Keegan: Reading the current draft, I think you might be over-confident about getting things translated.
In Technical Collaboration Guideline/Translation, you say that there's two steps -- getting translations and distributing translations. I think that first step is actually two steps -- marking a wiki page for translation, and then getting people to translate it. Marking a page for translation is a tricky process to learn, and if I remember it correctly, you need a special user right to do it.
Once a page is marked for translation, things get a bit tricky -- updating the page means that messages need to be re-translated, but it's a judgment call about when the change is significant enough to ask people to re-translate. You also run the risk of burning out the volunteer translators.
So I think the guideline on Technical Collaboration Guideline/Milestone communication might need some more nuance. :) Right now, it says "translations must be had if an announcement is being made that concerns projects in languages other than just English." That's a very broad guideline that potentially puts a great deal of work on the translators' to-do list.
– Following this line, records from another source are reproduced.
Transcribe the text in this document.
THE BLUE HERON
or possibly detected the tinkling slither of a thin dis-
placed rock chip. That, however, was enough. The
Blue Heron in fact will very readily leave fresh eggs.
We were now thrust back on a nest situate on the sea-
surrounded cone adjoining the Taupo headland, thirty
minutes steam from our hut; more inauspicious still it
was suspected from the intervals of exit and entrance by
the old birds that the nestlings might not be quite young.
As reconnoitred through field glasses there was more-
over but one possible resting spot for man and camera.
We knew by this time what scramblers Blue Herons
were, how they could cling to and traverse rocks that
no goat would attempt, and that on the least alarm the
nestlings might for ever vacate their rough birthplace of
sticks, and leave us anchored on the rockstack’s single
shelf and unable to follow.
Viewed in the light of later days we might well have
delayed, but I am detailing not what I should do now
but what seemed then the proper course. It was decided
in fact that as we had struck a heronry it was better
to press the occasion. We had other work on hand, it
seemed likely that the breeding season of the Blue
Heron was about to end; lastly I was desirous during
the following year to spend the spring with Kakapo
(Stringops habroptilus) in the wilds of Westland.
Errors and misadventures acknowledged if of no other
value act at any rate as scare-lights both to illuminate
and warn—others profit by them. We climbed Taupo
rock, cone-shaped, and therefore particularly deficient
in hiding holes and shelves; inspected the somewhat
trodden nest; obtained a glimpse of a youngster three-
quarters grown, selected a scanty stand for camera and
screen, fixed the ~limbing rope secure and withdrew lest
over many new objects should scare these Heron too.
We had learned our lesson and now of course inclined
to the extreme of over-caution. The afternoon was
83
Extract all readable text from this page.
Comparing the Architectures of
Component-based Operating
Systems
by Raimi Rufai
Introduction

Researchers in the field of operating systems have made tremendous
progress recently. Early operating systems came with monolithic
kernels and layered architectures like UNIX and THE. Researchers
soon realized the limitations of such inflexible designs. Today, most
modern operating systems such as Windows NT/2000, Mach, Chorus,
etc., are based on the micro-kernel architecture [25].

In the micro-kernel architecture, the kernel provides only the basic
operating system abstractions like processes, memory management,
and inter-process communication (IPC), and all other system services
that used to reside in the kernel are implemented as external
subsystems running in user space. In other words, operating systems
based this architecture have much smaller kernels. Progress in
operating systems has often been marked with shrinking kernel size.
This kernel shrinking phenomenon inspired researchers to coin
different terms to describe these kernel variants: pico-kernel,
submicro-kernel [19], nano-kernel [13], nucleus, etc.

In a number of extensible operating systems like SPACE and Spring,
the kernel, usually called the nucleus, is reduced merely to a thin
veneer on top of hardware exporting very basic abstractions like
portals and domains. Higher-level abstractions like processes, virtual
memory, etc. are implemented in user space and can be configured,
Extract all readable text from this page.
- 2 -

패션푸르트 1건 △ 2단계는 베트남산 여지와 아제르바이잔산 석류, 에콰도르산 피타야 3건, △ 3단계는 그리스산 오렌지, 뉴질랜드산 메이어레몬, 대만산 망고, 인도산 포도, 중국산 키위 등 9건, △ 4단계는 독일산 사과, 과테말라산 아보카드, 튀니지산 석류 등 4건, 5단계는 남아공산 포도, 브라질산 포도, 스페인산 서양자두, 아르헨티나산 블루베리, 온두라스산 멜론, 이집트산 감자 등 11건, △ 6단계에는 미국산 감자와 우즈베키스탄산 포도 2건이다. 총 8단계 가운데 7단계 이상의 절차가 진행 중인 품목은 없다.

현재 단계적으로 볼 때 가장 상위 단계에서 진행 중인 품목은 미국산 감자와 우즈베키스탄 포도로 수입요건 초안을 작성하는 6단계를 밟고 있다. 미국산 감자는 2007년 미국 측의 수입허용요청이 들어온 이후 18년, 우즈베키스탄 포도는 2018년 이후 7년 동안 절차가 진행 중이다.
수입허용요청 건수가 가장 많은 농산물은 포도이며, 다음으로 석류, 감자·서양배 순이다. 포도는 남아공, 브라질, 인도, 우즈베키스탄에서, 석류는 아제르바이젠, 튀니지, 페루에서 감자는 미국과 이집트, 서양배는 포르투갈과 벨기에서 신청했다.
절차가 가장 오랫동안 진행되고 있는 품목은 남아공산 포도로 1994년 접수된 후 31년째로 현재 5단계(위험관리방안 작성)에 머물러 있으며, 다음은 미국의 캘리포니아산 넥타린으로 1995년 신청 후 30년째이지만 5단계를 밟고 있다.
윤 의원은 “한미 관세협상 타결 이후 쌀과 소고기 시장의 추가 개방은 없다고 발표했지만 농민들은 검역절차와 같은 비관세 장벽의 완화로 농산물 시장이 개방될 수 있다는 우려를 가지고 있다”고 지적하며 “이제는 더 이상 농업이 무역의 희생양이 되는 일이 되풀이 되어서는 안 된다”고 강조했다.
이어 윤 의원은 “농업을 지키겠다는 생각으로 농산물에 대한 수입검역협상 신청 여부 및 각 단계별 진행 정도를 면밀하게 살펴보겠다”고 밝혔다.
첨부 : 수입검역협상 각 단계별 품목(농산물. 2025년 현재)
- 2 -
Can we make that more specific, or offer a best practice like "once a month/quarter, you should have at least one announcement/update that's marked for translation"?
In general, I'm very happy to see the emphasis on early communication and openness with the community -- more on-wiki discussion, publishing early wireframes, etc. It's hard for product managers and designers to get used to that -- in most other settings, you don't show people your ideas until you've polished them up a bit. So more guidance/expectations-setting/support for that will help a lot.